No es fácil narrarlo sin estar tomando un oloroso en El Pasaje, el tabanco en el que cantaba Lola, por ejemplo. Imaginemos a una chiquilla de ojos vivarachos y piel muy oscura, cuarta parte de gitana – no más – bailando en otro establecimiento, el bar de su padre. Allí escuchó las primeras notas musicales del flamenco omnipresente ligado a los buenos vinos de esa zona. Y aunque a los cinco años anduvo un tiempo con su arte por Sevilla y en un colegio de monjas, algo de arte bueno tuvieron que ver en ella para que pudiera aprender a bailar con María Pantoja y la guitarra de Sebastián Núñez, de vuelta en su Jerez. Luego volvió a la capital hispalense para aprender del maestro Realito, aunque sus instructores solamente pudieron domarla lo justo. Nada más tuvo que dejar escapar algo de su genio para ser estrella del flamenco siendo adolescente.

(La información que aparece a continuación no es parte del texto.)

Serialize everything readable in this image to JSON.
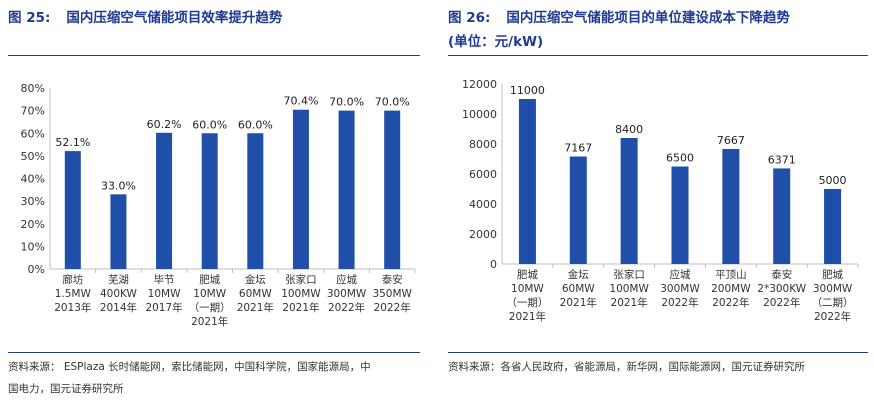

Luego llegó Madrid, los aviones, las películas, las actuaciones en América, televisión y todo lo que dejaba ver a una auténtica explosión de energía sacudirse poseída por el duende de un arte milenario. Esa mirada única, que ahora ha sido renderizada por cierta marca cervecera, le daba el poderío que acababa en los giros de sus manos, como llevada por las notas del aire. Aunque para giros, los que daba todo su cuerpo, que por acción de la fuerza centrífuga lanzaba por los escenarios sus pendientes.

Pero no fue la única ocasión. Atentos a esta actuación de 1969. Minuto 1:15.

La física demuestra el enorme talento y energía de esta mujer. La combinación de puro carácter y saberse querida fue la que la llevó a atreverse a pedir una peseta a cada español para saldar sus deudas con el fisco, o pronunciar aquel histórico “si me queréis, irse” en la boda de su hija Lolita, en 1983.

Mucho se ha hablado de sus amoríos, al margen de lo vivido con el Pescaílla. Los celos violentos con Manolo Caracol, futbolistas, cineastas, todo daría para más de una película “true story” de domingo por la tarde en Antena 3. Hablamos de nivel serie ficcionada, más allá del documental.

Como era de esperar, dijo no al tratamiento propuesto por los sabios de ese cáncer de mama detectado en 1975. Su testarudez le llevó a pelear contra el tiempo para quitarse años hasta falsificar el año de nacimiento de su DNI, cambiando el 3 por un 8. Pero la naturaleza obró inexorable, dejando para siempre sin su carácter al flamenco en “El Lerele”, su finca de Alcobendas.

Su despedida tuvo honores casi de Jefe de Estado. Retransmitida en directo por televisión y en loor de multitudes. Aunque antes se cumplieron a rajatabla sus últimas voluntades, expresadas ante las cámaras:

Peor fue la despedida que le brindó su hijo Antonio, al morir apenas dos semanas después.

Preguntes a quien preguntes, siempre se habla de ella con esa curiosa mezcla de admiración y proximidad. Ay, que pena, penita, pena.